There was a boy and two girls, and the first time we started to feed them it became apparent that there was going to be problems. The little boy dog fought the other two off like pit bull over the food. We immediately began to wonder about the three dog decision. My daughter, Kirsten bailed us out a little as I cajoled her into taking the little boy dog. (wasn’t really much cajoling, I think she wanted him) He was promptly named “Puck” and is about as well natured a little dog as you will find. I think his family and he both are happy he is there.
As for the two girls, we named them “Fiona” and the little runt who is a “piebald” or Brown and white color, we named “Hoosier” You can see her picture on my wife’s space. Interestingly, the lady who we bought her from at first told us we couldn’t afford her, because she was so rare of a color in Daschunds. But, as it turned out when we were making our final decision, the lady found that she had “Hoosies” papers messed up and didn’t have the right Father down. We ended up getting her for less because the lady didn’t know who her Daddy was. Thus the name “Who’s Your Daddy” became “Hoosier” for short.
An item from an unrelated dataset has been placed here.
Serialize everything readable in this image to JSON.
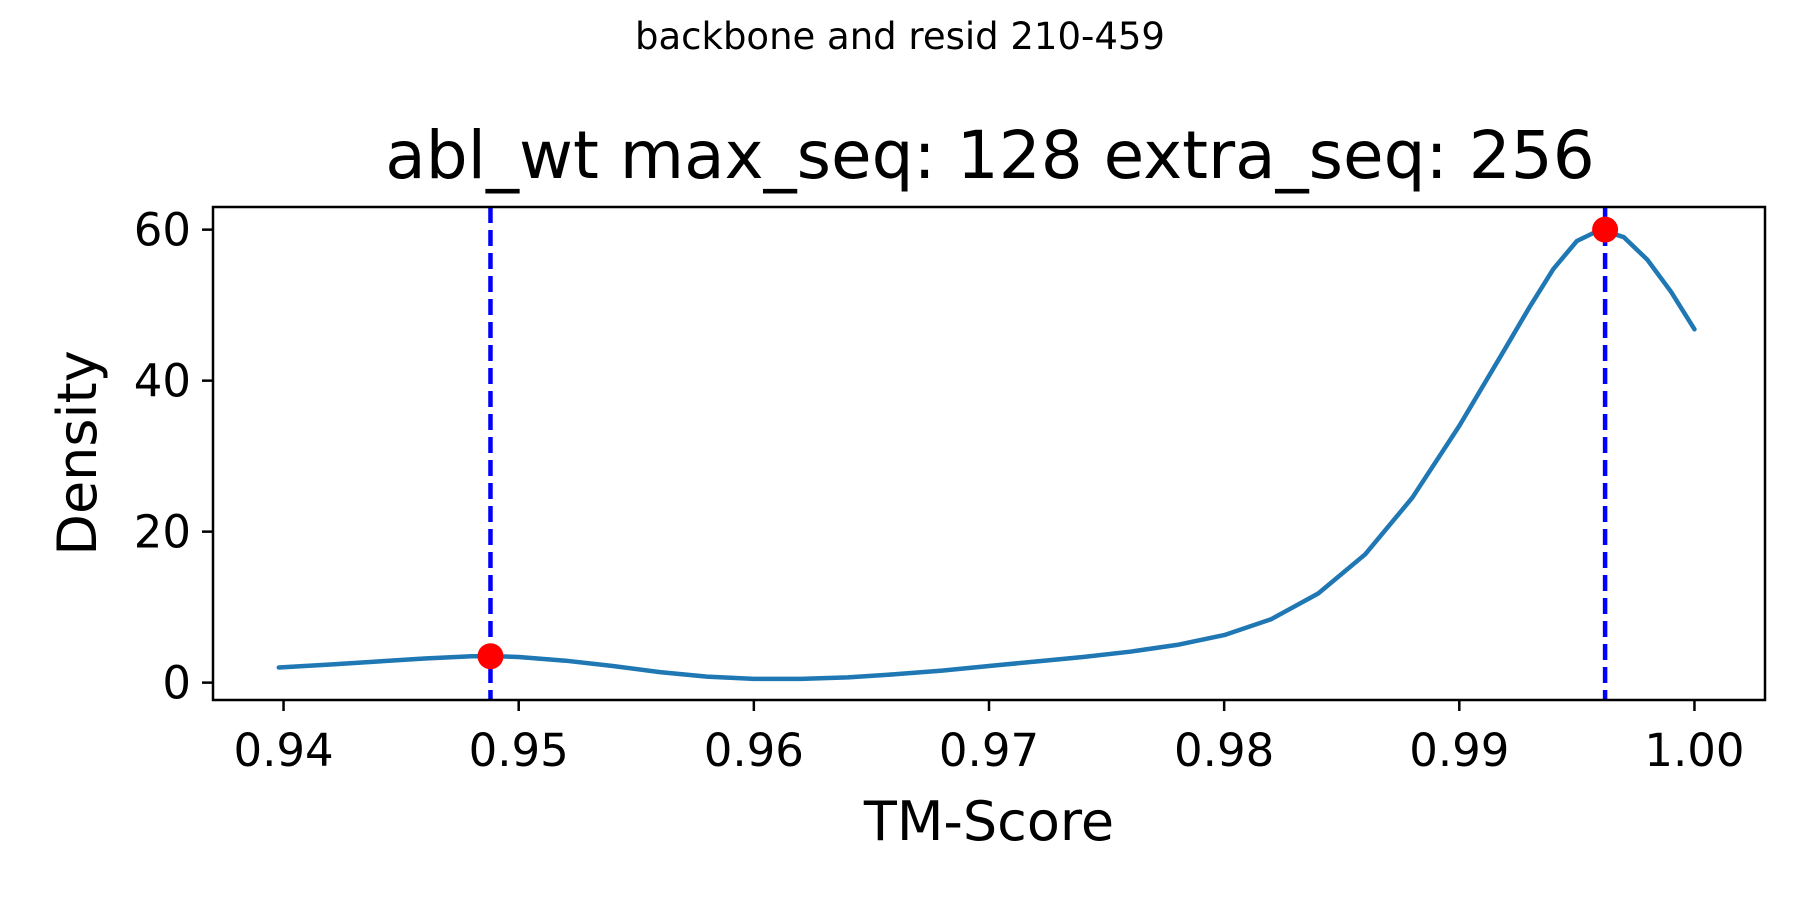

We learned about crate training, and at our “advanced” age now, also became more consistent about house training. We even got a bell, and have trained Hoosi to ring the bell when she has to go out. Honest, it works! She is as much a part of our family now as one of the kids! (sorry guys, but you know I love ya’!) She gets the tummy rubs, the regular baths, the special treats, and her own chair between my computer and Paula’s. She knows she is a pampered little lap dog! I guess it’s an evolutionary process that we have gone through from all those years ago up til now. And some people say wisdom doesn’t come with age! Some of it does anyway.
In any case to all you pets that have come and gone, and still remain….thanks for the memories!!